ICT2014 Abstracts

Obtaining high performance thermoelectric (TE) materials is the central theme in the direct thermal-to-electric energy conversion. In this talk we introduce atomic scale point defect engineering as a new strategy to simultaneously optimize the electrical properties and lattice thermal conductivity of TE materials. Three typical TE materials are selected as paradigms to demonstrate the applicability of this new approach, such Bi₂Te₃ based alloys, Mg₂(Si,Sn) solid solutions and ZrNiSn based half-Heusler alloys.
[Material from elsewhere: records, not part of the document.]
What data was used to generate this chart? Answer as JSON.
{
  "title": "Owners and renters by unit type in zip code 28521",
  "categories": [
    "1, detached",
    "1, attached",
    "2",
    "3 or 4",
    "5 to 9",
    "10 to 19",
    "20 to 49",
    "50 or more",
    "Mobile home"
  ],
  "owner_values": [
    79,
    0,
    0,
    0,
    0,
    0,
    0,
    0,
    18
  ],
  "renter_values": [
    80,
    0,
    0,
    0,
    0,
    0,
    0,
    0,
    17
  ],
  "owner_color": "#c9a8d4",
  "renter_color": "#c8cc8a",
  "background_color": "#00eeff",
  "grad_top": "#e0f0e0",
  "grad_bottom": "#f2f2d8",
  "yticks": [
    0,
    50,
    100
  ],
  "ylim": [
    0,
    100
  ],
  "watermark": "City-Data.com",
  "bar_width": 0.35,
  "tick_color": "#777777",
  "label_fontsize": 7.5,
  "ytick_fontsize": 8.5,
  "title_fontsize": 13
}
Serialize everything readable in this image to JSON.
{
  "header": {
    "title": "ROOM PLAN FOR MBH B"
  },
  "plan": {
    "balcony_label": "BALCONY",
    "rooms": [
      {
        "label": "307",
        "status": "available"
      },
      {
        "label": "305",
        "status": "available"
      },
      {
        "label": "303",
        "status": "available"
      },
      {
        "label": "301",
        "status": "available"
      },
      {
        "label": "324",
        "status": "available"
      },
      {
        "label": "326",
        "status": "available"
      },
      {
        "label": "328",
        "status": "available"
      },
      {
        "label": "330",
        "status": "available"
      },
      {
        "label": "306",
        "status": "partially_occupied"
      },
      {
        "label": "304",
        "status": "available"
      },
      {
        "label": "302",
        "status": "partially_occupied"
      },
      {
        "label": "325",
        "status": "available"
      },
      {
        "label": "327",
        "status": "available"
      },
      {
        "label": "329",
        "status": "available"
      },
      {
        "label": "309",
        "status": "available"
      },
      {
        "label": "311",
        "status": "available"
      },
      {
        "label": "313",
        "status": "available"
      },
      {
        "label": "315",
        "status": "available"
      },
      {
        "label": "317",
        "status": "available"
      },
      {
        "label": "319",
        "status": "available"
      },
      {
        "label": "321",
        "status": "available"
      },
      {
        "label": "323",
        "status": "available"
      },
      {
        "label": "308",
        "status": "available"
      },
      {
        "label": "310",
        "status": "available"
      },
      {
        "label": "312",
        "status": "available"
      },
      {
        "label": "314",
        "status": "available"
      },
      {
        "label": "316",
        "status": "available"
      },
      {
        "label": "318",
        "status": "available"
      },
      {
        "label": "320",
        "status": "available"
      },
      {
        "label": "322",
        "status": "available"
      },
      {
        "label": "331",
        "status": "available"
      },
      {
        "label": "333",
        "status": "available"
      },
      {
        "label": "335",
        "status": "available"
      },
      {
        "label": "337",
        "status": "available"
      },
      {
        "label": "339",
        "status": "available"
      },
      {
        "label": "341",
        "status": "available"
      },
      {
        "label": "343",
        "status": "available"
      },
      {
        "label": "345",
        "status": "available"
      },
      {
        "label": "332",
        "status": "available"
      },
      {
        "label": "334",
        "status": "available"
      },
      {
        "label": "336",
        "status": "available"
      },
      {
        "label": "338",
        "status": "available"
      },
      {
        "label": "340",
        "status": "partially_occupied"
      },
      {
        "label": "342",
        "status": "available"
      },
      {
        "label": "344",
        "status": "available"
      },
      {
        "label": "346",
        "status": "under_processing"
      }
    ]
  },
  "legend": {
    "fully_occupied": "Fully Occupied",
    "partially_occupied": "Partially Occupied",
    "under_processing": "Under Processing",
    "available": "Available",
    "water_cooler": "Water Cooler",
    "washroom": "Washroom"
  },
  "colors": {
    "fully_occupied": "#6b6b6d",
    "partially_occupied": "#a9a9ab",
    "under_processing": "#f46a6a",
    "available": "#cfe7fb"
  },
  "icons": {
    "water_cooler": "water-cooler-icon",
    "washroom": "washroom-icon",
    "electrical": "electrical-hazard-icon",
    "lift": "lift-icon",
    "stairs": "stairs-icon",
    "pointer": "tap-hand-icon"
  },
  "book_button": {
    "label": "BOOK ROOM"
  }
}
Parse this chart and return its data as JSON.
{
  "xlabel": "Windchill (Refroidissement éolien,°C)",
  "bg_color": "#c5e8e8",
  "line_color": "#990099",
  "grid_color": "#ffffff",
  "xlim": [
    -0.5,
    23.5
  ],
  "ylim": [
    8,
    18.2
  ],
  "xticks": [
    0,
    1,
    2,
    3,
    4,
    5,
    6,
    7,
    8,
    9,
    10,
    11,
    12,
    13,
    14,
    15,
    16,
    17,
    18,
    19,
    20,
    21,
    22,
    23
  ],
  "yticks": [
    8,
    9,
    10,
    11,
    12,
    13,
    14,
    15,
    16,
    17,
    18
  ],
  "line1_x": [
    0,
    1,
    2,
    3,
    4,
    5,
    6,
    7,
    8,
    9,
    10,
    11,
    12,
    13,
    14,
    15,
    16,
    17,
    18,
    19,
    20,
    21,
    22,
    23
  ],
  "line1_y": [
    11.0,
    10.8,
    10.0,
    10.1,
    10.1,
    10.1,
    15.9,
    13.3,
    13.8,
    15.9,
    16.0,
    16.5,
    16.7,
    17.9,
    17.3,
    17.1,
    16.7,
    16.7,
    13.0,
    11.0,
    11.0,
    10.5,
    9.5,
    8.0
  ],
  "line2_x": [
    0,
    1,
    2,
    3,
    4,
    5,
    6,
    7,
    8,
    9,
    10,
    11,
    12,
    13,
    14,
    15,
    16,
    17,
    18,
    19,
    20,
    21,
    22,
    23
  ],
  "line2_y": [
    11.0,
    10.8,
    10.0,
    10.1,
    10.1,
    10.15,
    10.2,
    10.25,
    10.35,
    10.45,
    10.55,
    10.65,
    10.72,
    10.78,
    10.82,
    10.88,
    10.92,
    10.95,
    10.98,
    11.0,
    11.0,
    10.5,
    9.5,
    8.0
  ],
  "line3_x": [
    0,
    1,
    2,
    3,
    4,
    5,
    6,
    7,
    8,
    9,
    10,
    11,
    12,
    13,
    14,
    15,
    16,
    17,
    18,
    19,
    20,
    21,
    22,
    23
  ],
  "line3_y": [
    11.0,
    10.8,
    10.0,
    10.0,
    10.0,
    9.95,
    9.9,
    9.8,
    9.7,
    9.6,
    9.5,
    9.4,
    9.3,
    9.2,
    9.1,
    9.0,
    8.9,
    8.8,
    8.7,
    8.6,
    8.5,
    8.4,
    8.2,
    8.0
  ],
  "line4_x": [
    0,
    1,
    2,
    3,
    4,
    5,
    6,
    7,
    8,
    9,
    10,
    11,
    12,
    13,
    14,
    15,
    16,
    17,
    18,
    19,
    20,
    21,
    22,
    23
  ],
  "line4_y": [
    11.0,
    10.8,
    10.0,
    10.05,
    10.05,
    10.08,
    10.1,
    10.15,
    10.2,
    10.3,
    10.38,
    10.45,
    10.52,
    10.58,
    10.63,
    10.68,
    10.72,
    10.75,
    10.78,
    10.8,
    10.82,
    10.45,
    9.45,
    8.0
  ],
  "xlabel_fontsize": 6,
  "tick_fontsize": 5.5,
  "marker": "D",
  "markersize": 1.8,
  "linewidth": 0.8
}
Intrinsic point defects play an important role in enhancing TE properties. In (Bi,Sb)₂(Te,Se)₃ solid solutions, we engineer antisite defects and donor-like effect by tuning formation energy of point defects and hot deformation. As a result, a record value of the figure of merit ZT ~ 1.2 at 445 K was obtained for n-type polycrystalline Bi₂Te_2.3Se_0.7 alloys, and a high ZT of ~ 1.3 at 380 K for p-type polycrystalline Bi_0.3Sb_1.7Te₃ alloys. Also we enahnce the TE properties of Mg₂(Si,Sn) via synergistically implementing Sb dopants, Mg vacancies, and Mg interstitials in Mg₂Si_0.4Sn_0.6-xSb_x. Sb doping facilitates the formation of Mg vacancies at high doping ratios (x > 0.1). A state-of-the-art figure of merit ZT> 1.1 was attained at 750 K. Point defects change the band structure of ZrNiSn based half-Heusler alloys. Although normally considered an ordered compound, the ZrNiSn displays many transport characteristics of a disordered alloy. We found that, similar to the (Zr,Hf)NiSn based solid solutions, the unsubstituted ZrNiSn compound also exhibits a charge transport dominated by alloy scattering. The unexpected transport phenomenon can be explained by the atomic disorder in this system. The influence of the disordering and defects in crystal structure on the electron transport process has been quantitatively analyzed. These results demonstrate the promise of point defect engineering as a new strategy in optimizing TE properties.